So, you want to be a TikTok doc?
Check out one of my favorite #TikTokdocs content creators:
@rubin_allergy is a double hula hooper who can tie a bow tie while hooping (is this a verb) and opens every video with, “Holy Cow Folks.”
He’s a pediatric allergist and immunologist sharing the latest studies and recommendations regarding COVID in children.
What It Means to Be a TikTok Doc
What does it even mean to be a TikTok doc?
I had no intention of becoming a TikTok doc. Since I coach teens, everyone said that TikTok would be the panacea to my successful digital entrepreneurship goals. Everything I do aligns with my vision, “creating community with compassionate connection” and so, luckily for my financial goals and ego, I viewed TikTok as a curious fun learning opportunity to show up as my true self.
TikTok has allowed me to fully own Dr. Karla, ActivistMD.
Okay. Fine. I’ll do it. With some advice and technical support from my teens, I launched my TikTok adventure the day my website launched.
Now, here I am, 15 months later, all in, most famously known as the Doctor disrupting weight stigma and bias in healthcare, reversing insulin resistance, and helping everyone find self-love superpower.
I’m using #tiktokdocs with every post, currently have 63.5k followers (not that many according to most of the creators I follow) and growing (I hope to get to a Dr. Evil 1 million). I have over 800 videos that I recently put into a playlist of 10 different content topics.
I’ve spent nearly two decades of my career addressing the childhood obesity epidemic, but have learned so much more from TikTok about what patients experience than I ever did in medical school, residency, as a community pediatrician in a clinic, as a physician leader at a Children’s hospital or as the founder of a community non-profit.

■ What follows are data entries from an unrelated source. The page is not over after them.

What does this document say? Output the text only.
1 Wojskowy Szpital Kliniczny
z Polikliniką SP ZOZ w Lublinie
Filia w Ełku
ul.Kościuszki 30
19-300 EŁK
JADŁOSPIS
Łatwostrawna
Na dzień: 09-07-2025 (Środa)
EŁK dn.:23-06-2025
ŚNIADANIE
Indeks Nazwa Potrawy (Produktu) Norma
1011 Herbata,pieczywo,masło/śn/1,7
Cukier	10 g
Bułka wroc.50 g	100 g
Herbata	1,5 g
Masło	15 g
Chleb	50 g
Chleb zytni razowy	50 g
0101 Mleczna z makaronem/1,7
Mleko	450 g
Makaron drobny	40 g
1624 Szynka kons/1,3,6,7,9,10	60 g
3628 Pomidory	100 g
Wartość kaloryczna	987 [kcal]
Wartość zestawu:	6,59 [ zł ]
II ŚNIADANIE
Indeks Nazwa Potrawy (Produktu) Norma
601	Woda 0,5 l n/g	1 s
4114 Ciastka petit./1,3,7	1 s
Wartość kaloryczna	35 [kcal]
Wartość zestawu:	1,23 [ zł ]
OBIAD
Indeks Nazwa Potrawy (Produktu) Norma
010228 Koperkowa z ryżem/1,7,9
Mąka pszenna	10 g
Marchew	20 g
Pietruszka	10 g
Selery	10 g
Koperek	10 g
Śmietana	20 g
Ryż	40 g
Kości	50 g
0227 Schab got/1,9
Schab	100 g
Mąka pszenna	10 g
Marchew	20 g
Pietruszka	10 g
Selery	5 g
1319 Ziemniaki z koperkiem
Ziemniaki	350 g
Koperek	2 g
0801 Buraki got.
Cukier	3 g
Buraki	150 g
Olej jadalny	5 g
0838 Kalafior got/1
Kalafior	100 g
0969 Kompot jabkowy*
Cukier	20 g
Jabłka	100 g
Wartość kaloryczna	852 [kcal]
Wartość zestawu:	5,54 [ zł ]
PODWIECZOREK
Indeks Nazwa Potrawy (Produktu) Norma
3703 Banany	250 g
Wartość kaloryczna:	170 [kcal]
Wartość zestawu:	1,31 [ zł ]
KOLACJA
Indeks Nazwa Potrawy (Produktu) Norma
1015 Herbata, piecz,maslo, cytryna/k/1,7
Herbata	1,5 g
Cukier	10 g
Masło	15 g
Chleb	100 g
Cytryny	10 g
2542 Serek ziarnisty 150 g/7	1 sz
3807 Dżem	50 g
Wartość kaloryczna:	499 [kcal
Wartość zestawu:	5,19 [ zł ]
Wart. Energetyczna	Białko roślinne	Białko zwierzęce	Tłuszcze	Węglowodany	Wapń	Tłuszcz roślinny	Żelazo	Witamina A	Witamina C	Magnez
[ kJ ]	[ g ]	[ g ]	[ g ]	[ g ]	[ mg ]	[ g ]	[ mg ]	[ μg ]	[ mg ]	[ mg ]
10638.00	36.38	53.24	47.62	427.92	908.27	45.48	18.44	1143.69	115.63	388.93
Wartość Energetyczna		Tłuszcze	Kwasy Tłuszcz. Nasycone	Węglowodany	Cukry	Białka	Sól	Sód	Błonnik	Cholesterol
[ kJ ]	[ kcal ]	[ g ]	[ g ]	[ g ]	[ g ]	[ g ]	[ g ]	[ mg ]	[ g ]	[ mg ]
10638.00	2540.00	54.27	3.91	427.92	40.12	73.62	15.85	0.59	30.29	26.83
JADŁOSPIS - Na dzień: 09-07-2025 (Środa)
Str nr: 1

Learning More About Patient Experiences Through TikTok
TikTok is a collective of shared individual patient experiences, so much so that my daughter and I did a qualitative study, published in KevinMD.com, on the harms of medical gaslighting due to weight stigma and bias after mining over 800 comments on my first viral TikTok post.
In medicine, we are often stuck in systems that are non-agile. Physicians are required to jump through the hoops of constructed QI maintenance of certification projects which, we all know, are not that useful in practice.
Physicians don’t often get the chance to show the different sides of ourselves within static healthcare systems.
Why TikTok Is the Best QI Project for Doctors
TikTok is the best QI because of the platform’s built-in PDSA cycles. First, start with your AIM statement which I suggest could be something like:
Disseminate the most up-to-date information on (insert content topic) on social media platform and measure analytics.
Plan: Do you want to share content based on a recent study, common trend or misinformation that’s out there?
Do: Make the video using a TikTok trend, duet a popular creator’s video, or create your own informative video.
Study: Measure your built-in TikTok analytics.
Act: Refine the change and act on what you’ve learned. Try making a response video.
I’m going to suggest to the American Board of Pediatrics that all my time on TikTok should count as MOC credit this cycle.
If you want to get on TikTok, decide ahead of time by asking yourself these powerful questions:
- How do I want to show up?
- What is the cause I am called to tend to?
- Where do I want to put my attentional focus?
- How will I measure my success?
Don’t try to predict the clock app’s algorithm, get obsessed with which hashtags to post, or constantly check your vanity metrics (total time suck and energy drain).
Ignore haters and trolls with my simple strategy:
Most of us went into medicine to connect with humanity and to make a difference. TikTok is a great platform if you’re a doctor who takes your work seriously, but not yourself.